Richard Therrien Le Soleil (Montréal) Le modèle d'affaires et les pratiques journalistiques de Quebecor mettent-ils en péril notre démocratie? Dans un reportage particulièrement bien documenté, Enquête a posé la question jeudi soir à Radio-Canada. L'émission était attendue avec une brique et un fanal par Quebecor, qui avait envoyé une mise en garde la semaine dernière au service de télévision publique, afin d'en prévenir sa diffusion.
Heureusement, le reportage de Guy Gendron ne ressemblait pas à un règlement de comptes, et il fut au final peu question des attaques de l'empire contre Radio-Canada. Le journaliste s'est plutôt intéressé au danger de la manipulation de l'information et à l'influence de Quebecor sur le pouvoir politique.
Chose certaine, M. Gendron avait fait son travail et déniché des exemples précis de pratiques journalistiques douteuses. La portion la plus efficace du reportage concernait une liste des personnalités les plus influentes publiée dans le Journal de Montréal et le Journal de Québec, avec des différences notables entre les deux quotidiens, imposées par la direction.
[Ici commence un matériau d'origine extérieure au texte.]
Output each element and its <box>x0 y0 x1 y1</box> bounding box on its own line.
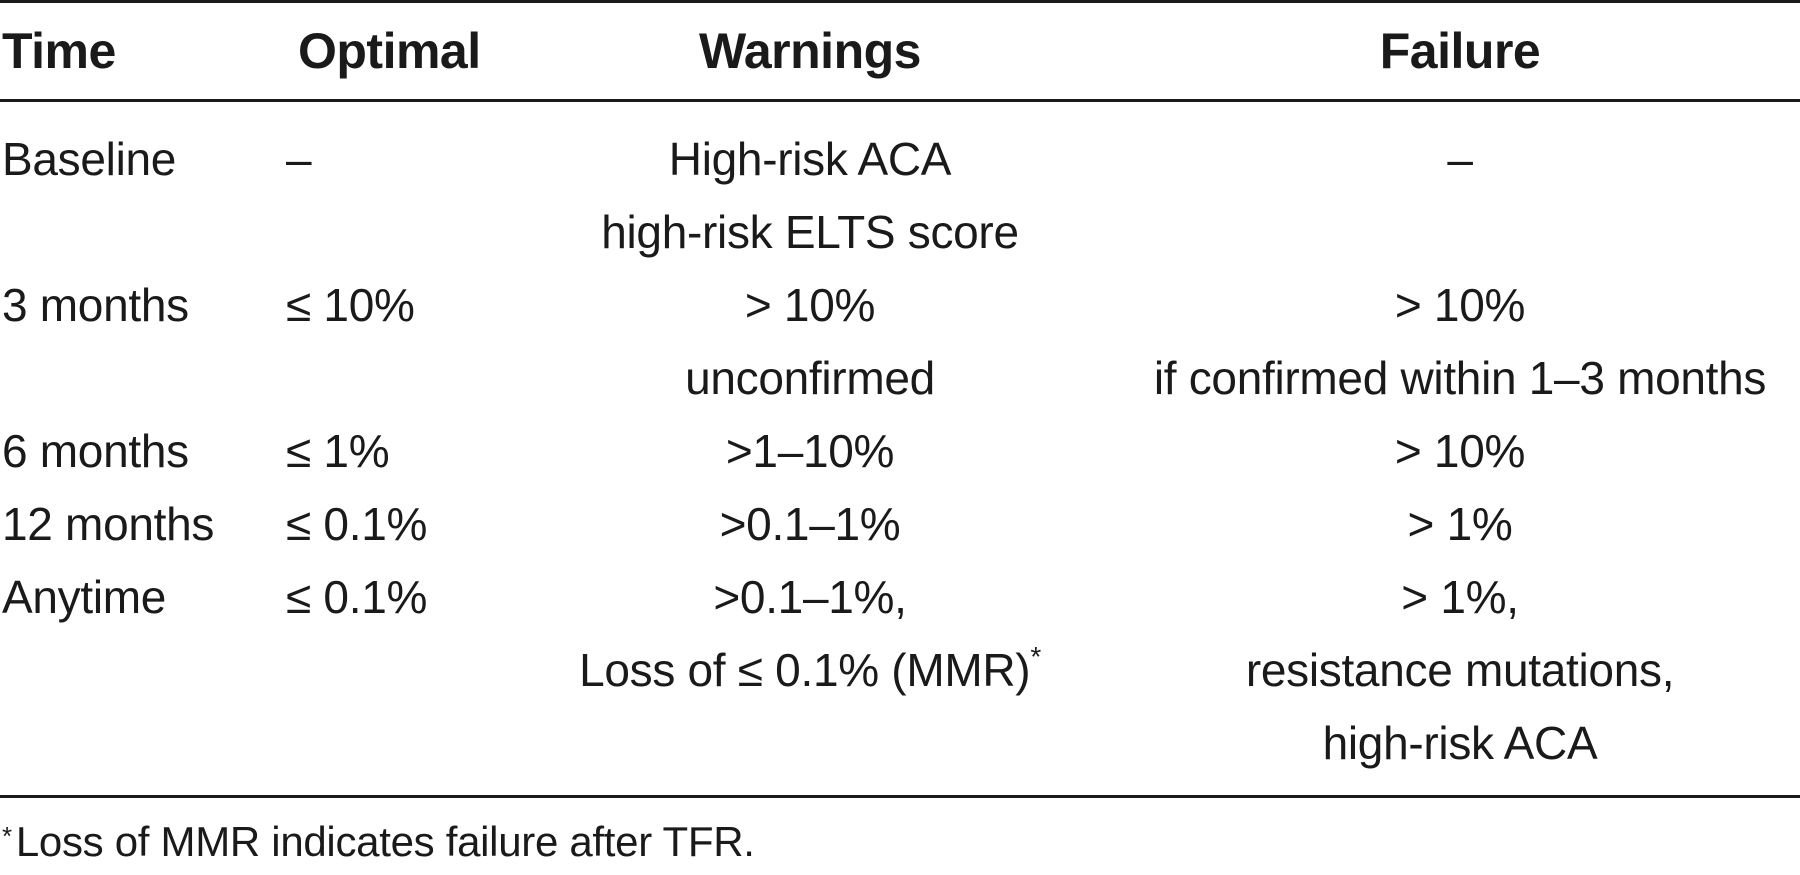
table-row: 6 months ≤ 1% >1–10% > 10% <box>0 415 1800 488</box>
time-cell: Baseline <box>2 133 177 185</box>
warnings-cell: High-risk ACA high-risk ELTS score <box>500 102 1120 269</box>
failure-line: > 1% <box>1407 498 1513 550</box>
warnings-cell: >1–10% <box>500 415 1120 488</box>
header-time: Time <box>2 23 116 79</box>
optimal-cell: ≤ 1% <box>286 425 390 477</box>
failure-cell: > 10% if confirmed within 1–3 months <box>1120 269 1800 415</box>
optimal-cell: – <box>286 133 312 185</box>
table-row: Baseline – High-risk ACA high-risk ELTS … <box>0 102 1800 269</box>
table-row: 12 months ≤ 0.1% >0.1–1% > 1% <box>0 488 1800 561</box>
header-row: Time Optimal Warnings Failure <box>0 0 1800 102</box>
failure-line: – <box>1447 133 1473 185</box>
warnings-line: High-risk ACA <box>668 133 952 185</box>
failure-line: resistance mutations, <box>1245 644 1675 696</box>
header-optimal: Optimal <box>298 23 481 79</box>
failure-line: > 1%, <box>1401 571 1519 623</box>
optimal-cell: ≤ 0.1% <box>286 571 428 623</box>
failure-line: if confirmed within 1–3 months <box>1153 352 1767 404</box>
time-cell: Anytime <box>2 571 167 623</box>
warnings-line-with-footnote: Loss of ≤ 0.1% (MMR)* <box>500 634 1120 707</box>
failure-line: > 10% <box>1394 425 1526 477</box>
optimal-cell: ≤ 10% <box>286 279 415 331</box>
warnings-line: unconfirmed <box>685 352 935 404</box>
warnings-line: high-risk ELTS score <box>601 206 1019 258</box>
warnings-cell: >0.1–1% <box>500 488 1120 561</box>
failure-cell: > 1% <box>1120 488 1800 561</box>
time-cell: 12 months <box>2 498 215 550</box>
time-cell: 3 months <box>2 279 189 331</box>
optimal-cell: ≤ 0.1% <box>286 498 428 550</box>
failure-cell: – <box>1120 102 1800 269</box>
warnings-line: > 10% <box>744 279 876 331</box>
warnings-line: >0.1–1%, <box>713 571 907 623</box>
header-warnings: Warnings <box>699 23 921 79</box>
warnings-cell: >0.1–1%, Loss of ≤ 0.1% (MMR)* <box>500 561 1120 780</box>
footnote-mark: * <box>2 821 12 851</box>
header-failure: Failure <box>1379 23 1541 79</box>
warnings-line: >1–10% <box>725 425 895 477</box>
table-row: Anytime ≤ 0.1% >0.1–1%, Loss of ≤ 0.1% (… <box>0 561 1800 780</box>
warnings-line-text: Loss of ≤ 0.1% (MMR) <box>579 644 1031 696</box>
failure-line: > 10% <box>1394 279 1526 331</box>
response-milestones-table: Time Optimal Warnings Failure Baseline –… <box>0 0 1800 780</box>
failure-cell: > 10% <box>1120 415 1800 488</box>
table-footnote: *Loss of MMR indicates failure after TFR… <box>2 812 755 872</box>
top-rule <box>0 0 1800 3</box>
failure-cell: > 1%, resistance mutations, high-risk AC… <box>1120 561 1800 780</box>
failure-line: high-risk ACA <box>1322 717 1598 769</box>
time-cell: 6 months <box>2 425 189 477</box>
footnote-text: Loss of MMR indicates failure after TFR. <box>15 818 755 865</box>
header-rule <box>0 99 1800 102</box>
warnings-line: >0.1–1% <box>719 498 901 550</box>
footnote-marker: * <box>1030 640 1041 672</box>
warnings-cell: > 10% unconfirmed <box>500 269 1120 415</box>
bottom-rule <box>0 795 1800 798</box>
table-row: 3 months ≤ 10% > 10% unconfirmed > 10% i… <box>0 269 1800 415</box>
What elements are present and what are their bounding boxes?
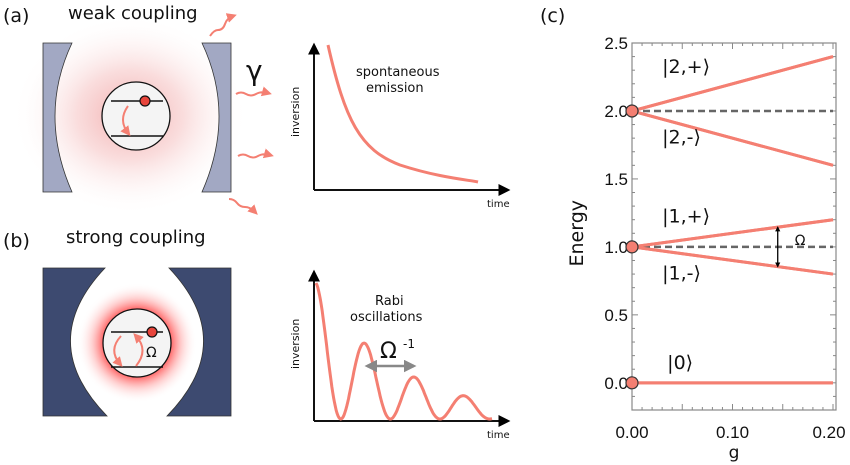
x-tick-labels: 0.00 0.10 0.20 <box>615 423 845 442</box>
y-tick-label: 1.0 <box>604 238 628 257</box>
x-tick-label: 0.20 <box>812 423 845 442</box>
annotation-line2: oscillations <box>350 310 423 325</box>
annotation-line1: Rabi <box>375 294 404 309</box>
photon-arrow-icon <box>235 86 272 97</box>
y-axis-label: Energy <box>566 200 588 267</box>
x-axis-label: time <box>487 430 510 441</box>
rabi-oscillation-plot: Ω -1 inversion time Rabi oscillations <box>289 269 511 441</box>
y-tick-labels: 0.0 0.5 1.0 1.5 2.0 2.5 <box>604 34 628 393</box>
emission-arrow-icon <box>112 335 123 368</box>
y-tick-label: 0.5 <box>604 306 628 325</box>
y-tick-label: 1.5 <box>604 170 628 189</box>
spontaneous-emission-plot: inversion time spontaneous emission <box>289 42 511 210</box>
panel-c: (c) 0.0 0.5 1.0 1.5 2.0 2.5 0.00 0.10 0.20 |2,+… <box>540 5 846 463</box>
energy-level-line-overlay <box>631 109 834 167</box>
y-tick-label: 0.0 <box>604 374 628 393</box>
photon-arrow-icon <box>237 148 274 159</box>
decay-arrow-icon <box>120 105 131 137</box>
rabi-curve <box>314 282 493 421</box>
panel-b-label: (b) <box>3 230 30 252</box>
x-axis-label: time <box>487 199 510 210</box>
electron-dot <box>139 95 151 107</box>
y-axis-label: inversion <box>289 319 302 369</box>
annotation-line1: spontaneous <box>356 65 440 80</box>
coupling-symbol: Ω <box>146 345 157 361</box>
energy-level-line-overlay <box>631 245 834 276</box>
period-symbol: Ω <box>380 339 397 364</box>
energy-level-line-overlay <box>631 218 834 249</box>
atom: Ω <box>102 308 172 378</box>
photon-arrow-icon <box>209 13 237 37</box>
right-mirror <box>166 267 232 417</box>
y-tick-label: 2.0 <box>604 102 628 121</box>
x-tick-label: 0.10 <box>716 423 749 442</box>
degenerate-point-marker <box>625 240 639 254</box>
marker-layer <box>625 104 639 390</box>
decay-rate-symbol: γ <box>246 54 263 87</box>
plot-frame <box>631 42 837 411</box>
panel-a-label: (a) <box>3 5 29 27</box>
x-tick-label: 0.00 <box>615 423 648 442</box>
right-mirror <box>201 42 232 193</box>
decay-curve <box>326 44 479 184</box>
degenerate-point-marker <box>625 376 639 390</box>
energy-level-line-overlay <box>631 55 834 113</box>
minor-ticks <box>631 42 836 410</box>
state-label: |1,+⟩ <box>662 205 710 227</box>
panel-c-label: (c) <box>540 5 565 27</box>
energy-chart: 0.00.51.01.52.02.5 0.00 0.10 0.20 |2,+⟩|2,… <box>566 34 846 463</box>
series-layer: |2,+⟩ |2,-⟩ |1,+⟩ |1,-⟩ |0⟩ <box>631 55 834 385</box>
state-label: |2,+⟩ <box>662 56 710 78</box>
panel-a: (a) weak coupling γ inversion <box>3 3 511 215</box>
left-mirror <box>42 42 73 193</box>
state-label: |2,-⟩ <box>662 127 701 149</box>
annotation-layer: Ω <box>775 226 806 268</box>
photon-arrow-icon <box>228 198 258 215</box>
state-label: |1,-⟩ <box>662 263 701 285</box>
atom <box>101 81 171 151</box>
annotation-line2: emission <box>366 81 424 96</box>
panel-b-title: strong coupling <box>66 227 206 248</box>
x-axis-label: g <box>729 443 740 463</box>
state-label: |0⟩ <box>667 352 693 374</box>
splitting-label: Ω <box>795 233 806 249</box>
panel-b: (b) strong coupling Ω Ω -1 inversion tim… <box>3 227 511 441</box>
period-exponent: -1 <box>403 337 415 351</box>
y-tick-label: 2.5 <box>604 34 628 53</box>
y-axis-label: inversion <box>289 87 302 137</box>
left-mirror <box>42 267 108 417</box>
electron-dot <box>146 326 158 338</box>
degenerate-point-marker <box>625 104 639 118</box>
absorption-arrow-icon <box>133 333 144 367</box>
emitted-photons <box>209 13 274 215</box>
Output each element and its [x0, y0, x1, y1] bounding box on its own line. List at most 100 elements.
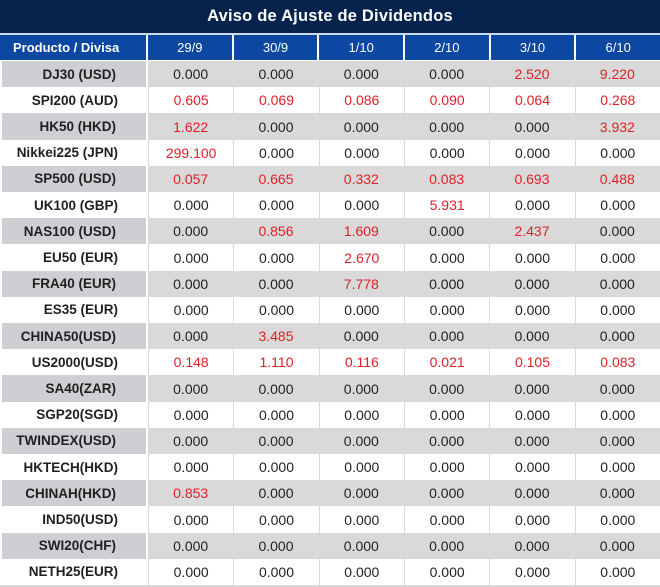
table-bottom-border — [0, 585, 660, 587]
value-cell: 1.622 — [173, 118, 209, 135]
product-cell: CHINA50(USD) — [0, 323, 148, 350]
table-row: HKTECH(HKD) 0.000 0.000 0.000 0.000 0.000 0.0… — [0, 454, 660, 481]
value-cell: 0.000 — [173, 275, 209, 292]
value-cell: 0.000 — [318, 454, 404, 481]
table-row: DJ30 (USD) 0.000 0.000 0.000 0.000 2.520 9.22… — [0, 61, 660, 88]
table-row: EU50 (EUR) 0.000 0.000 2.670 0.000 0.000 0.00… — [0, 244, 660, 271]
product-cell: CHINAH(HKD) — [0, 480, 148, 507]
value-cell: 0.000 — [318, 401, 404, 428]
date-column-header: 6/10 — [605, 40, 631, 55]
table-row: SGP20(SGD) 0.000 0.000 0.000 0.000 0.000 0.00… — [0, 401, 660, 428]
value-cell: 0.000 — [514, 118, 550, 135]
value-cell: 0.853 — [173, 485, 209, 502]
value-cell: 0.000 — [233, 401, 318, 428]
table-row: CHINAH(HKD) 0.853 0.000 0.000 0.000 0.000 0.0… — [0, 480, 660, 507]
value-cell: 0.000 — [403, 558, 489, 586]
product-cell: HK50 (HKD) — [0, 113, 148, 140]
value-cell: 0.000 — [148, 401, 233, 428]
table-row: US2000(USD) 0.148 1.110 0.116 0.021 0.105 0.0… — [0, 349, 660, 376]
value-cell: 0.000 — [258, 66, 294, 83]
product-cell: HKTECH(HKD) — [23, 459, 119, 475]
value-cell: 0.000 — [429, 66, 465, 83]
value-cell: 0.000 — [318, 139, 404, 166]
date-column-header: 29/9 — [148, 35, 234, 60]
value-cell: 0.069 — [233, 87, 318, 114]
value-cell: 0.000 — [574, 506, 660, 533]
value-cell: 0.000 — [318, 506, 404, 533]
product-cell: IND50(USD) — [42, 512, 118, 528]
product-cell: Nikkei225 (JPN) — [16, 145, 118, 161]
value-cell: 0.665 — [258, 170, 294, 187]
value-cell: 0.000 — [599, 275, 635, 292]
value-cell: 0.000 — [343, 380, 379, 397]
value-cell: 0.116 — [318, 349, 404, 376]
value-cell: 0.000 — [599, 223, 635, 240]
product-column-header: Producto / Divisa — [0, 35, 148, 60]
value-cell: 299.100 — [148, 139, 233, 166]
title-divider — [0, 33, 660, 35]
value-cell: 9.220 — [599, 66, 635, 83]
value-cell: 0.000 — [514, 485, 550, 502]
table-row: CHINA50(USD) 0.000 3.485 0.000 0.000 0.000 0.… — [0, 323, 660, 350]
value-cell: 0.000 — [429, 118, 465, 135]
table-row: FRA40 (EUR) 0.000 0.000 7.778 0.000 0.000 0.0… — [0, 270, 660, 297]
value-cell: 0.000 — [233, 506, 318, 533]
table-row: NETH25(EUR) 0.000 0.000 0.000 0.000 0.000 0.0… — [0, 558, 660, 586]
product-cell: US2000(USD) — [31, 354, 118, 370]
value-cell: 0.000 — [343, 66, 379, 83]
value-cell: 1.609 — [343, 223, 379, 240]
value-cell: 0.000 — [173, 223, 209, 240]
value-cell: 0.000 — [514, 537, 550, 554]
value-cell: 2.670 — [318, 244, 404, 271]
value-cell: 0.000 — [514, 328, 550, 345]
date-column-header: 1/10 — [319, 35, 406, 60]
value-cell: 0.083 — [429, 170, 465, 187]
value-cell: 0.000 — [318, 558, 404, 586]
value-cell: 0.605 — [148, 87, 233, 114]
value-cell: 0.000 — [148, 506, 233, 533]
table-row: SWI20(CHF) 0.000 0.000 0.000 0.000 0.000 0.00… — [0, 532, 660, 559]
value-cell: 0.000 — [258, 432, 294, 449]
product-cell: UK100 (GBP) — [33, 197, 118, 213]
table-body: DJ30 (USD) 0.000 0.000 0.000 0.000 2.520 9.22… — [0, 61, 660, 586]
table-row: SA40(ZAR) 0.000 0.000 0.000 0.000 0.000 0.000 — [0, 375, 660, 402]
value-cell: 0.000 — [574, 244, 660, 271]
value-cell: 0.268 — [574, 87, 660, 114]
value-cell: 0.000 — [173, 380, 209, 397]
table-row: ES35 (EUR) 0.000 0.000 0.000 0.000 0.000 0.00… — [0, 296, 660, 324]
value-cell: 0.000 — [258, 380, 294, 397]
value-cell: 0.488 — [599, 170, 635, 187]
value-cell: 0.000 — [574, 296, 660, 324]
value-cell: 3.485 — [258, 328, 294, 345]
value-cell: 0.000 — [343, 537, 379, 554]
value-cell: 0.000 — [148, 558, 233, 586]
value-cell: 0.000 — [599, 432, 635, 449]
product-cell: SGP20(SGD) — [36, 407, 118, 423]
table-row: SPI200 (AUD) 0.605 0.069 0.086 0.090 0.064 0.… — [0, 87, 660, 114]
value-cell: 0.105 — [489, 349, 574, 376]
value-cell: 0.000 — [173, 328, 209, 345]
value-cell: 0.000 — [148, 454, 233, 481]
value-cell: 0.000 — [599, 485, 635, 502]
value-cell: 5.931 — [403, 192, 489, 219]
value-cell: 0.000 — [489, 506, 574, 533]
value-cell: 0.000 — [514, 275, 550, 292]
value-cell: 0.000 — [403, 401, 489, 428]
value-cell: 0.000 — [429, 328, 465, 345]
page-title: Aviso de Ajuste de Dividendos — [0, 0, 660, 33]
value-cell: 0.000 — [258, 275, 294, 292]
value-cell: 0.000 — [403, 139, 489, 166]
product-cell: NETH25(EUR) — [28, 564, 118, 580]
value-cell: 0.000 — [148, 244, 233, 271]
value-cell: 0.000 — [429, 537, 465, 554]
value-cell: 0.000 — [514, 380, 550, 397]
value-cell: 1.110 — [233, 349, 318, 376]
value-cell: 0.148 — [148, 349, 233, 376]
table-row: UK100 (GBP) 0.000 0.000 0.000 5.931 0.000 0.0… — [0, 192, 660, 219]
value-cell: 0.000 — [574, 454, 660, 481]
value-cell: 0.000 — [574, 192, 660, 219]
value-cell: 0.021 — [403, 349, 489, 376]
date-column-header: 2/10 — [405, 35, 491, 60]
value-cell: 2.437 — [514, 223, 550, 240]
value-cell: 0.000 — [343, 485, 379, 502]
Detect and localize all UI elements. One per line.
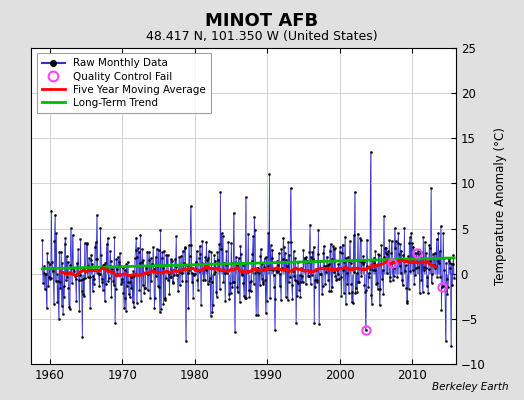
Five Year Moving Average (272, 266, 279, 271)
Text: MINOT AFB: MINOT AFB (205, 12, 319, 30)
Raw Monthly Data (329, 285, 335, 290)
Five Year Moving Average (379, 262, 386, 266)
Legend: Raw Monthly Data, Quality Control Fail, Five Year Moving Average, Long-Term Tren: Raw Monthly Data, Quality Control Fail, … (37, 53, 211, 113)
Line: Long-Term Trend: Long-Term Trend (42, 258, 454, 269)
Long-Term Trend (329, 259, 335, 264)
Raw Monthly Data (451, 276, 457, 280)
Y-axis label: Temperature Anomaly (°C): Temperature Anomaly (°C) (494, 127, 507, 285)
Line: Raw Monthly Data: Raw Monthly Data (41, 151, 455, 347)
Five Year Moving Average (433, 264, 439, 269)
Raw Monthly Data (296, 288, 302, 293)
Raw Monthly Data (70, 266, 77, 271)
Five Year Moving Average (381, 260, 388, 265)
Long-Term Trend (277, 260, 283, 265)
Long-Term Trend (110, 264, 116, 269)
Long-Term Trend (235, 261, 242, 266)
Text: 48.417 N, 101.350 W (United States): 48.417 N, 101.350 W (United States) (146, 30, 378, 43)
Raw Monthly Data (277, 272, 283, 277)
Long-Term Trend (70, 266, 77, 270)
Five Year Moving Average (253, 266, 259, 271)
Five Year Moving Average (399, 258, 405, 262)
Raw Monthly Data (235, 255, 242, 260)
Long-Term Trend (451, 256, 457, 260)
Five Year Moving Average (301, 268, 308, 273)
Long-Term Trend (39, 266, 46, 271)
Raw Monthly Data (367, 150, 374, 154)
Text: Berkeley Earth: Berkeley Earth (432, 382, 508, 392)
Five Year Moving Average (114, 274, 120, 278)
Raw Monthly Data (448, 344, 454, 348)
Five Year Moving Average (57, 269, 63, 274)
Line: Five Year Moving Average: Five Year Moving Average (60, 260, 436, 276)
Long-Term Trend (296, 260, 302, 264)
Raw Monthly Data (39, 238, 46, 242)
Raw Monthly Data (110, 269, 116, 274)
Five Year Moving Average (280, 268, 287, 273)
Un cafouillage total que cette publication, qui a provoqué la démission de la moitié du comité qui déterminait les positions du palmarès, à qui on avait promis la plus totale indépendance.
Pour Enquête, Guy Gendron a mis la main sur un échange de courriels entre la directrice de la section Arts et spectacles du Journal de Montréal, Michelle Coudé-Lord, la direction du quotidien et le jury, qui démontre clairement une intervention des patrons pour modifier les noms figurant au palmarès, de même que leur position. «Julie Snyder est beaucoup plus influen-te que Marie-France Bazzo», a notamment écrit Mme Coudé-Lord, déplorant aussi l'absence de René Angélil au classement. «On remplace Paul Arcand par Jacques Aubé», a ordonné la direction. Puis : «John Porter, on s'en fout.» Bien entendu, Julie Snyder a monté dans le palmarès.
L'ancien journaliste du Journal de Montréal David Patry était l'auteur de ce papier et a confirmé à la caméra avoir été manipulé. «C'est honteux pour un journaliste, personne ne va se vanter de ça, c'est vraiment tabou, il y a une omertà», a-t-il dit. Selon lui, il est clair que l'information a été manipulée pour servir les intérêts de Quebecor. Michelle Coudé-Lord a paru embarrassée par les questions de Guy Gendron, disant ne pas se souvenir de cet épisode. Quand le journaliste lui a montré l'échange de courriels compromettants, elle était sans mots.
La seconde moitié du reportage concernait l'influence de Quebecor sur le monde politique, et tout le dossier de l'amphithéâtre de Québec. «C'est l'empire Quebecor qui finalement va contrôler la ville. C'est pas Labeaumeville, c'est Péladeauville», a lancé l'ancien directeur général de la Ville de Québec Denis de Belleval, inquiet de voir les élus trembler devant le pouvoir de l'empire.
L'ancien juge John Gomery, qui préside aujourd'hui le Conseil de presse du Québec, s'inquiète de voir Quebecor se soustraire aux règlements auxquels sont soumis ses compétiteurs. Il craint que le Québec se retrouve avec un scandale digne de l'affaire Murdoch, qui a ébranlé la Grande-Bretagne. «Il estime que les risques de dérive sont comparables», a souligné Guy Gendron.
Le président de la Fédération professionnelle des journalistes du Québec (FPJQ) et journaliste au Devoir, Brian Myles, s'est montré particulièrement dur à l'endroit de Pierre Karl Péladeau, pdg de Quebecor. «On ne parle pas le même langage que lui, les journalistes. Lui parle de l'information comme une marchandise.» Il décrit Quebecor comme «une planète qui génère sa propre gravité et qui tourne en orbite dans son système solaire».
Dans son carnet, sur le site Internet de Radio-Canada, l'animateur Alain Gravel a tenu à préciser que l'enquête de Guy Gendron s'était déroulée selon les règles très strictes des normes et pratiques journalistiques de Radio-Canada. «Si nous avons décidé de faire cette enquête, ce n'est pas pour assouvir la curiosité des gens du milieu des communications. Non plus pour nous venger de quoi que ce soit. La démocratie serait mal servie si personne ne pouvait critiquer le groupe médiatique le plus important au Québec.»